(WTNH) — Connecticut’s Secretary of the State Denise Merrill said during a normal primary election 20,000 people may vote absentee. This year, between the pandemic and the tropical storm, she estimates the number of absentee ballots cast could reach more than 300,000.
The polls were light on voter turn out Tuesday. The drop boxes were popular. The U.S. mail flowing like Christmas cards, but instead, they were absentee ballots. The Secretary of the State Denise Merrill told News 8 she considered this a dry-run for November.
Right at 8 p.m. Tuesday, the signs on the ballot boxes in West Hartford said it all: “Closed per Secretary of the State.”
Voters like Clare Rossini said using the absentee ballot was the right way to go in her mind.
“With the pandemic, it seems its the only way to go really.”
She and her husband cast their ballots before the 8 p.m. deadline.
“It was easy very smooth walked in dropped it off,” added Joe Byrne.
Officials reported 285 people voted in person at West Hartford Town Hall, and according to election officials, 10,000 voted absentee.
“We go on, whether it’s paper and a flashlight, like one gentleman said,” remarked Merrill.
Last week’s tropical storm knocked out internet and power to polling places.
Everyone is back up online.
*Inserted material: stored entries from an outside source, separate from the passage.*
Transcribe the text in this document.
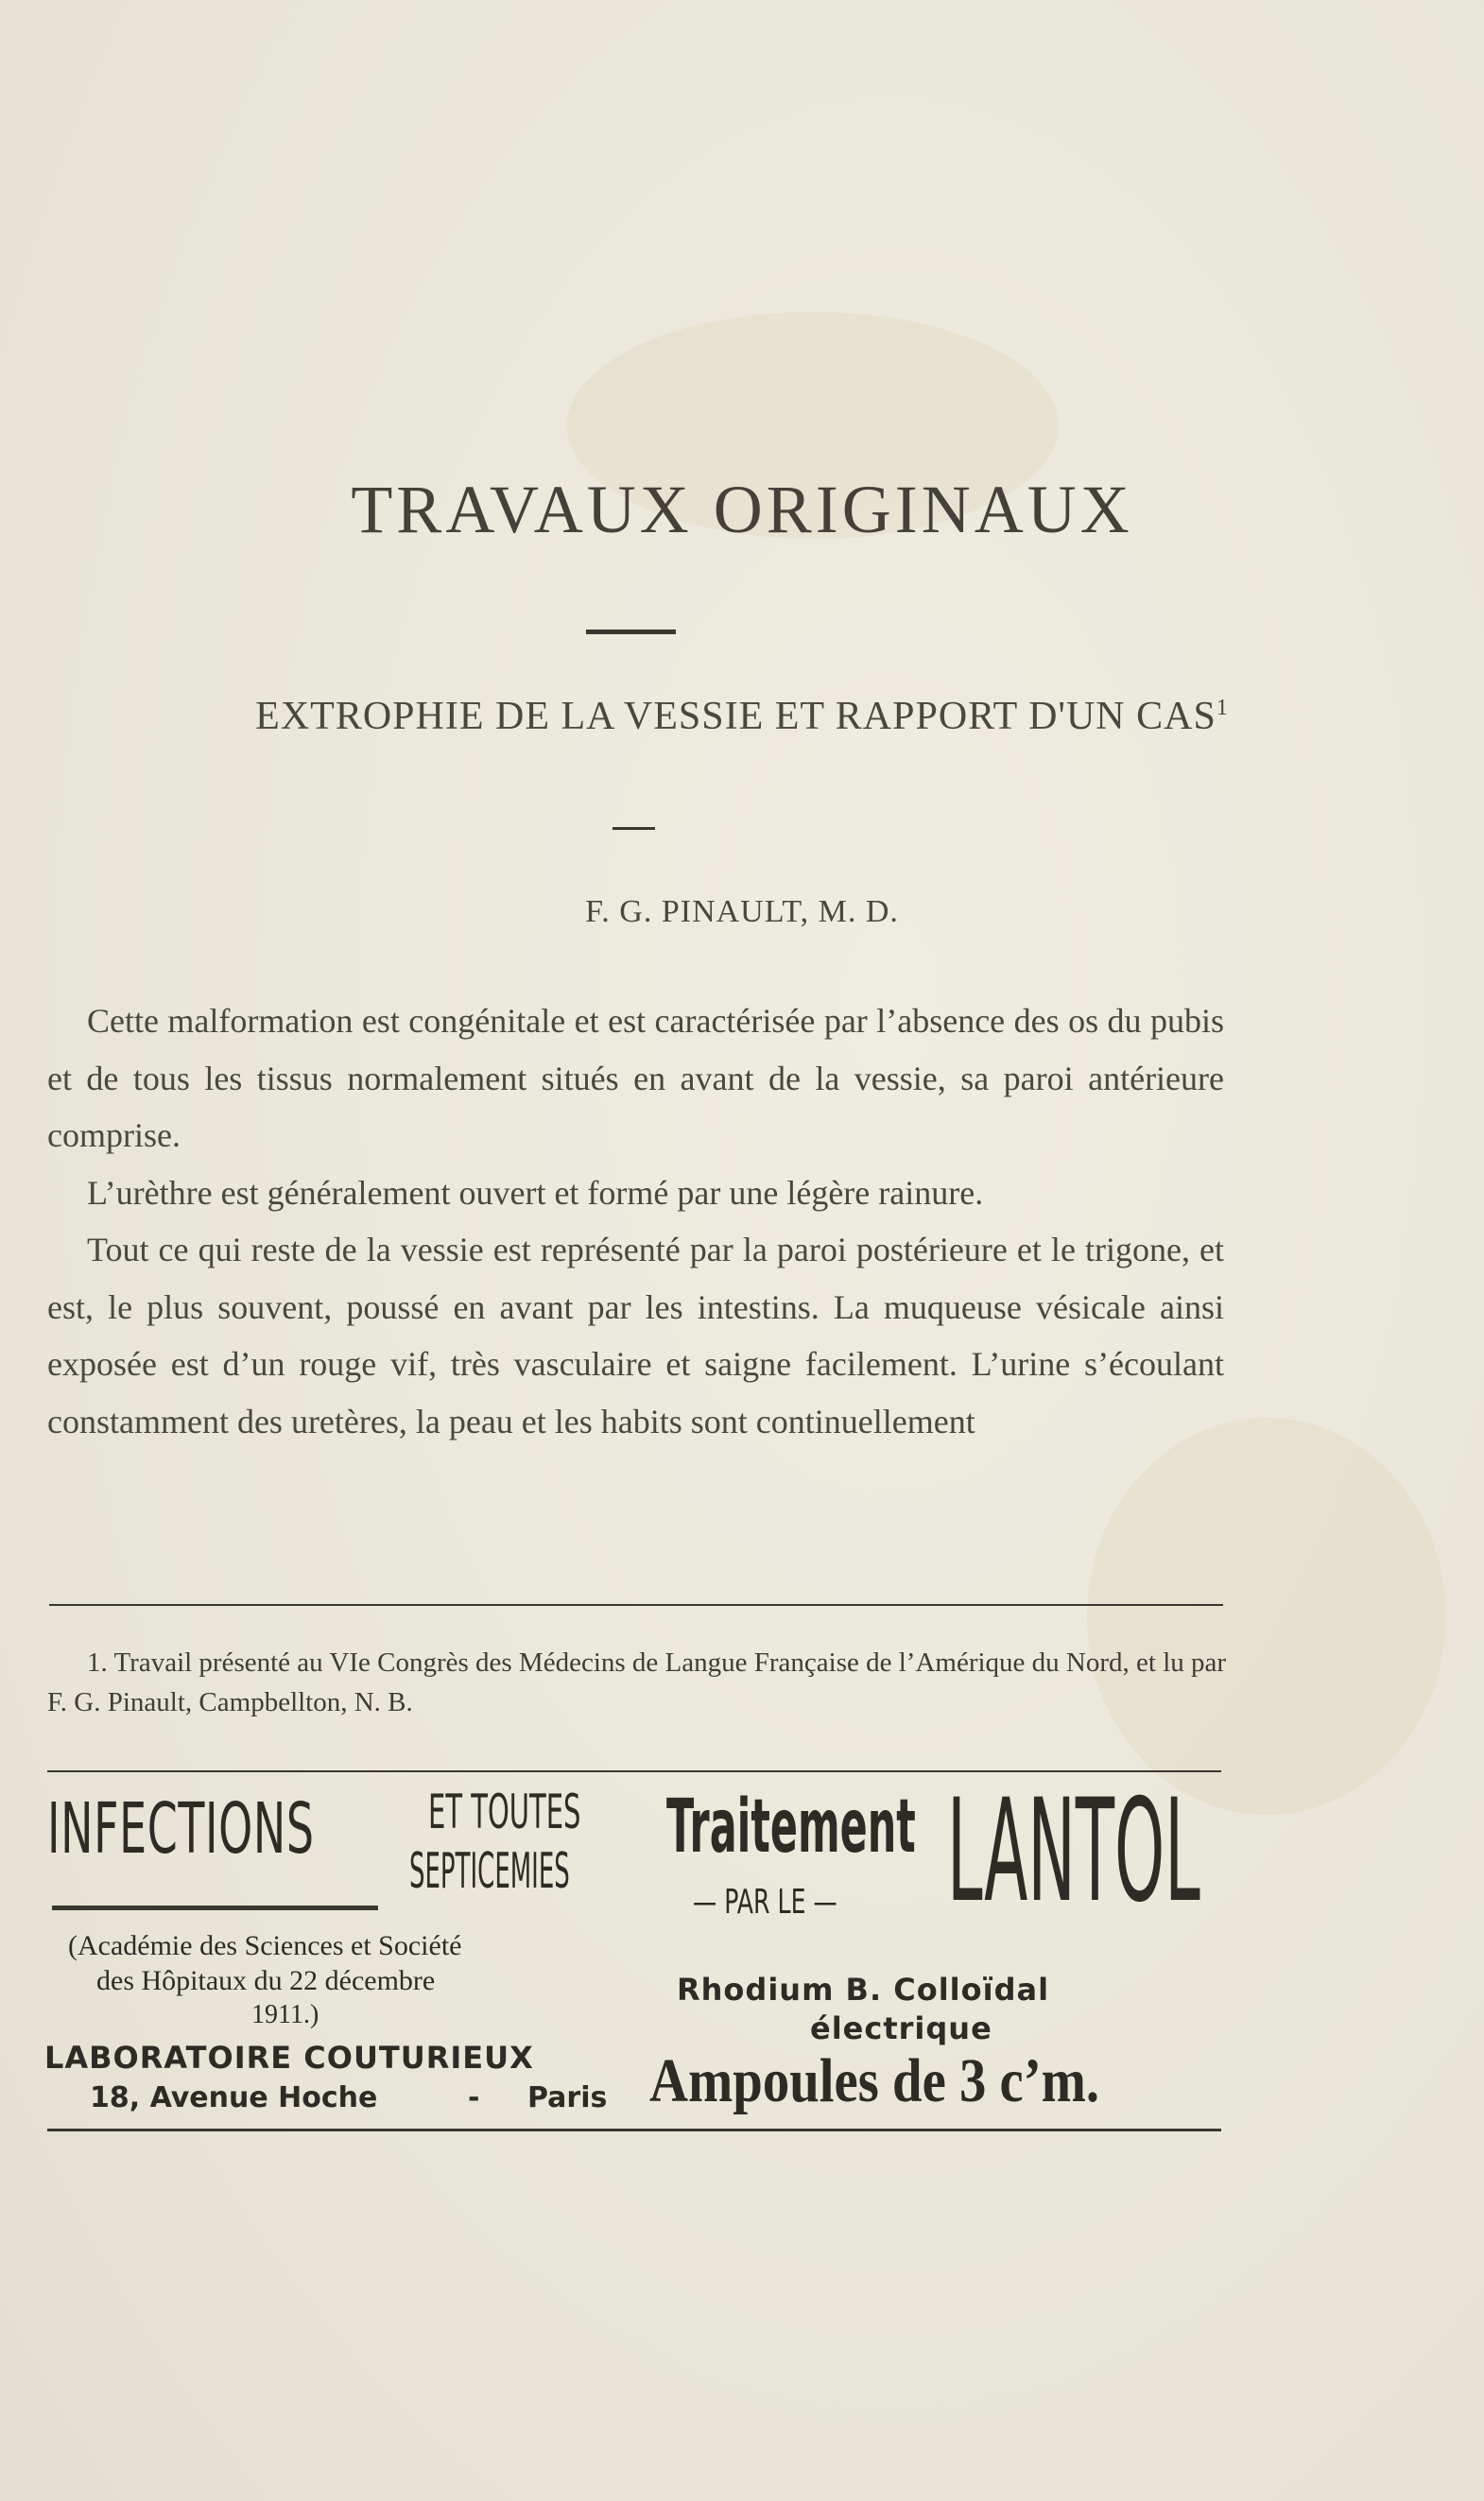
TRAVAUX ORIGINAUX
EXTROPHIE DE LA VESSIE ET RAPPORT D'UN CAS$^1$
F. G. PINAULT, M. D.

Cette malformation est congénitale et est caractérisée par l’absence des os du pubis et de tous les tissus normalement situés en avant de la vessie, sa paroi antérieure comprise.

L’urèthre est généralement ouvert et formé par une légère rainure.

Tout ce qui reste de la vessie est représenté par la paroi postérieure et le trigone, et est, le plus souvent, poussé en avant par les intestins. La muqueuse vésicale ainsi exposée est d’un rouge vif, très vasculaire et saigne facilement. L’urine s’écoulant constamment des uretères, la peau et les habits sont continuellement

1. Travail présenté au VIe Congrès des Médecins de Langue Française de l’Amérique du Nord, et lu par F. G. Pinault, Campbellton, N. B.
INFECTIONS ET TOUTES
SEPTICEMIES
(Académie des Sciences et Société
des Hôpitaux du 22 décembre
1911.)
LABORATOIRE COUTURIEUX
18, Avenue Hoche	- Paris
Traitement
— PAR LE — LANTOL
Rhodium B. Colloïdal
électrique
Ampoules de 3 c’m.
In Hartford, the main post office was hit hard. Mail backed up.
On election day, teams processed up to 4,000 absentee ballots.
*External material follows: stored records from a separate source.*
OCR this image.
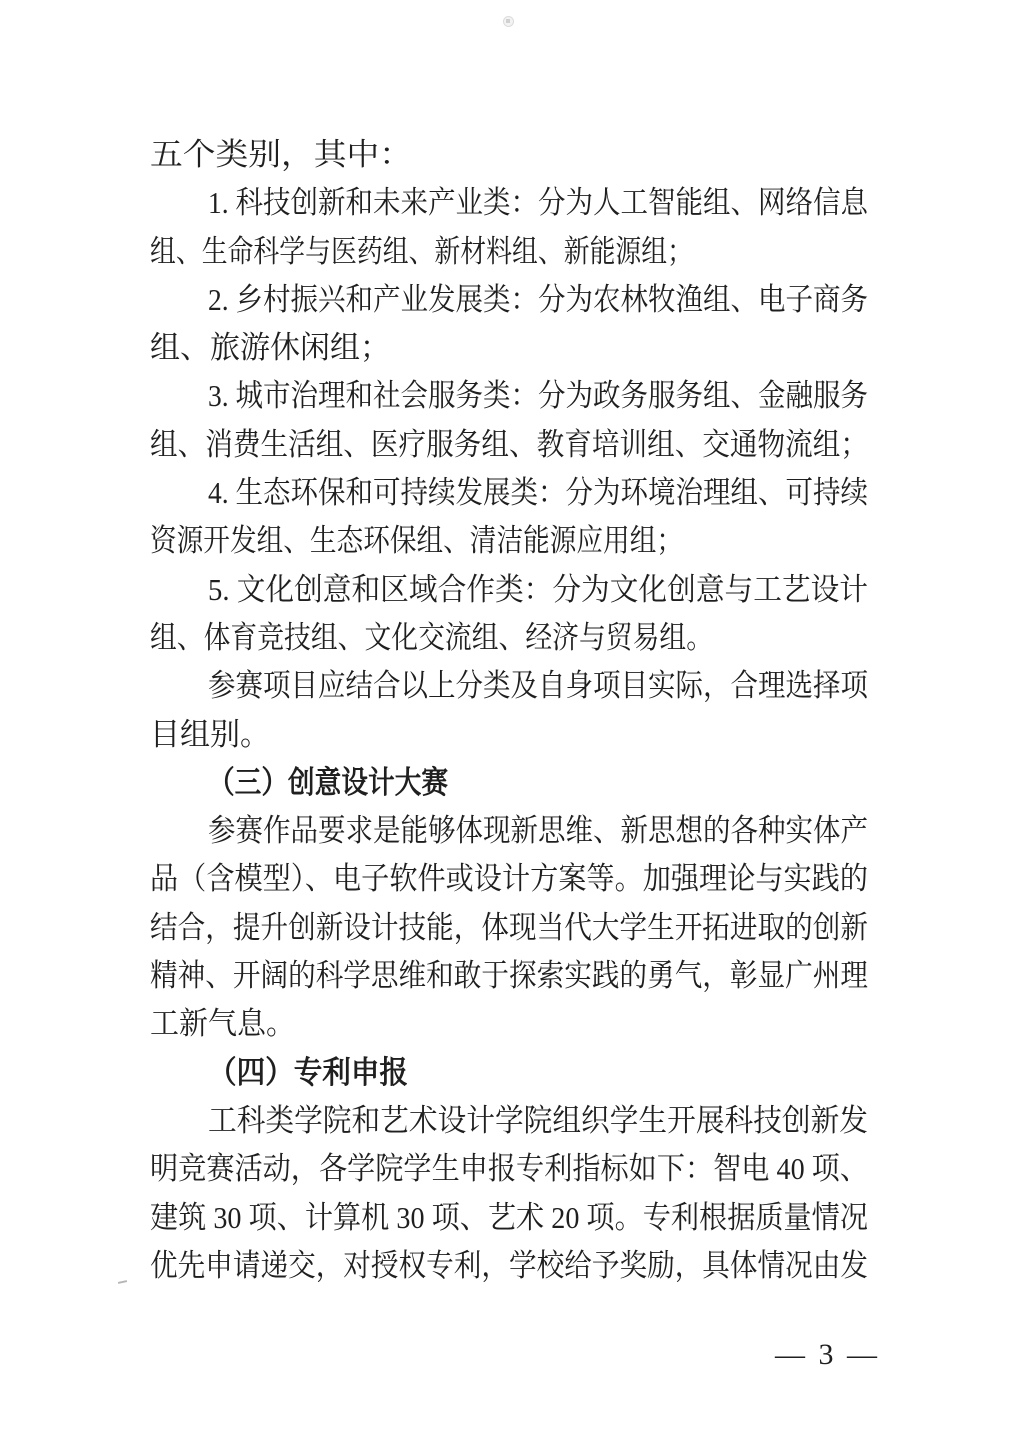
五个类别，其中：
1. 科技创新和未来产业类：分为人工智能组、网络信息
组、生命科学与医药组、新材料组、新能源组；
2. 乡村振兴和产业发展类：分为农林牧渔组、电子商务
组、旅游休闲组；
3. 城市治理和社会服务类：分为政务服务组、金融服务
组、消费生活组、医疗服务组、教育培训组、交通物流组；
4. 生态环保和可持续发展类：分为环境治理组、可持续
资源开发组、生态环保组、清洁能源应用组；
5. 文化创意和区域合作类：分为文化创意与工艺设计
组、体育竞技组、文化交流组、经济与贸易组。
参赛项目应结合以上分类及自身项目实际，合理选择项
目组别。
（三）创意设计大赛
参赛作品要求是能够体现新思维、新思想的各种实体产
品（含模型）、电子软件或设计方案等。加强理论与实践的
结合，提升创新设计技能，体现当代大学生开拓进取的创新
精神、开阔的科学思维和敢于探索实践的勇气，彰显广州理
工新气息。
（四）专利申报
工科类学院和艺术设计学院组织学生开展科技创新发
明竞赛活动，各学院学生申报专利指标如下：智电 40 项、
建筑 30 项、计算机 30 项、艺术 20 项。专利根据质量情况
优先申请递交，对授权专利，学校给予奖励，具体情况由发
— 3 —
As long as they are post marked by election day the vote counts.
“We’ll make a run the mail to the post office at 7:30 with the police officially pick up any ballots and transport it back here,” added Noel McGregor, Hartford’s city clerk.
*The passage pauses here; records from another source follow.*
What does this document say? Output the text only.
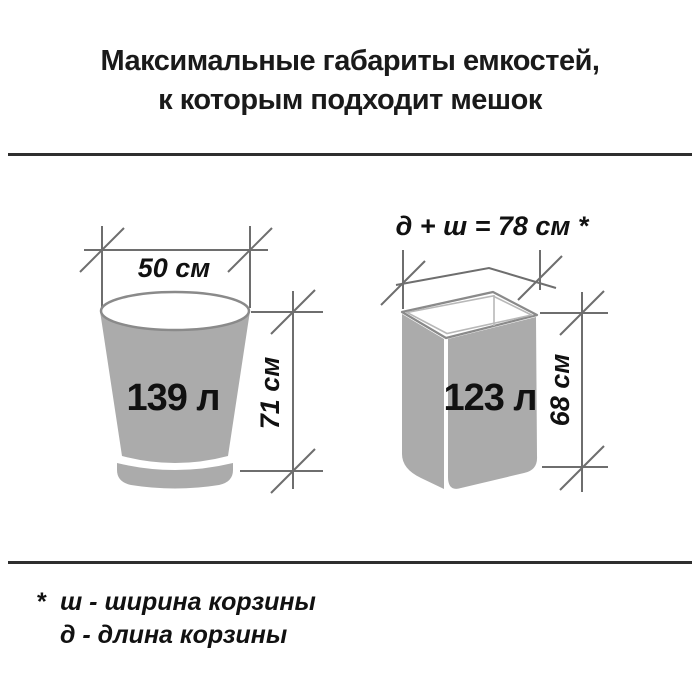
Максимальные габариты емкостей,
к которым подходит мешок
50 см
139 л	71 см
д + ш = 78 см *
123 л 68 см
* ш - ширина корзины
д - длина корзины
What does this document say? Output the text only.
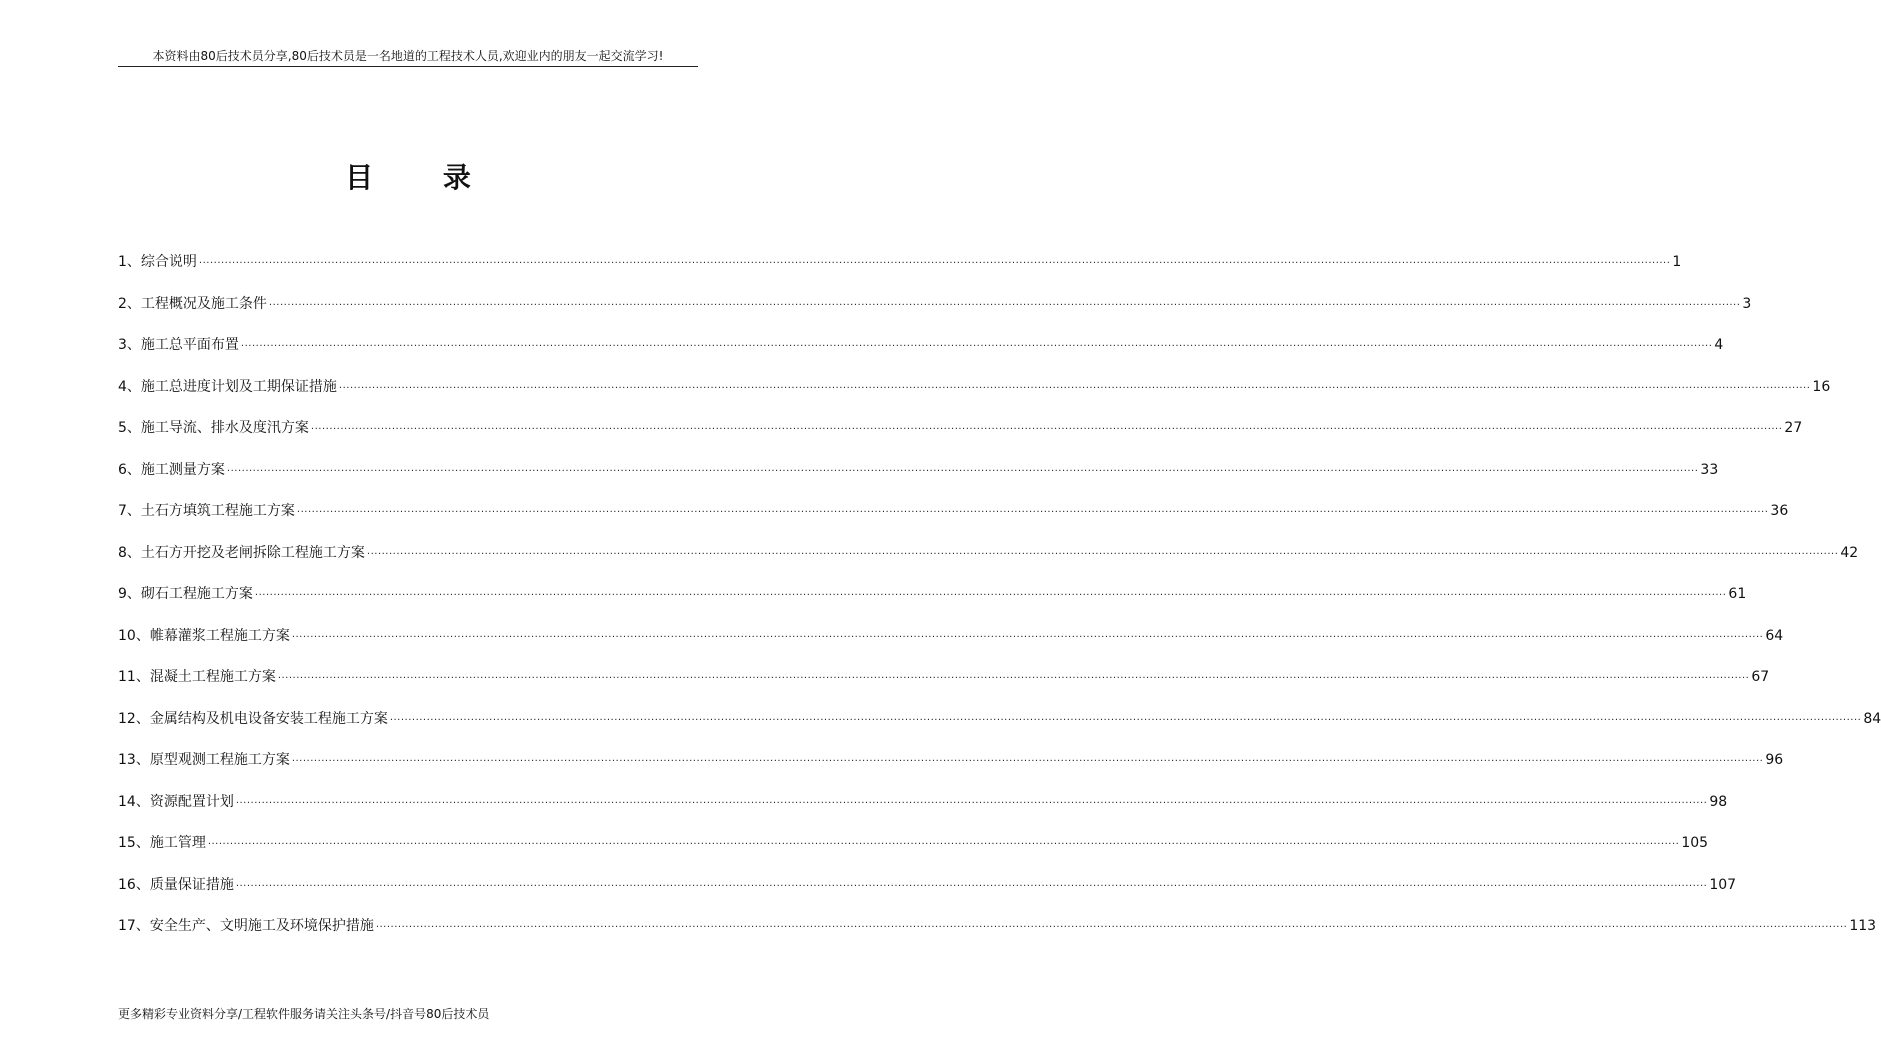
本资料由80后技术员分享,80后技术员是一名地道的工程技术人员,欢迎业内的朋友一起交流学习!
目 录
1、综合说明 ················································································································································································································································································································································································································ 1
2、工程概况及施工条件 ················································································································································································································································································································································································································ 3
3、施工总平面布置 ················································································································································································································································································································································································································ 4
4、施工总进度计划及工期保证措施 ················································································································································································································································································································································································································ 16
5、施工导流、排水及度汛方案 ················································································································································································································································································································································································································ 27
6、施工测量方案 ················································································································································································································································································································································································································ 33
7、土石方填筑工程施工方案 ················································································································································································································································································································································································································ 36
8、土石方开挖及老闸拆除工程施工方案 ················································································································································································································································································································································································································ 42
9、砌石工程施工方案 ················································································································································································································································································································································································································ 61
10、帷幕灌浆工程施工方案 ················································································································································································································································································································································································································ 64
11、混凝土工程施工方案 ················································································································································································································································································································································································································ 67
12、金属结构及机电设备安装工程施工方案 ················································································································································································································································································································································································································ 84
13、原型观测工程施工方案 ················································································································································································································································································································································································································ 96
14、资源配置计划 ················································································································································································································································································································································································································ 98
15、施工管理 ················································································································································································································································································································································································································ 105
16、质量保证措施 ················································································································································································································································································································································································································ 107
17、安全生产、文明施工及环境保护措施 ················································································································································································································································································································································································································ 113
更多精彩专业资料分享/工程软件服务请关注头条号/抖音号80后技术员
In West Hartford, voters are looking to the November general election.
“I think this is how elections should go really; mail version should be extended even post-pandemic,” said Clare Rossini.
Secretary Merrill said she is going to mail absentee ballot applications to all voters for November too.
Two million voters will be eligable for the general election between Democrats, Republicans and Unaffiliated voters.
“It will be very complicated there will be more ballots and maybe we will do things differently it may be where the clerks take on more of it and we will take on less.”
Ballots and machines will be locked up and moved to the town vault. Local election officials have until midnight Thursday to get all the votes counted.
In some towns, they are going to need teams of workers to help process all the paperwork.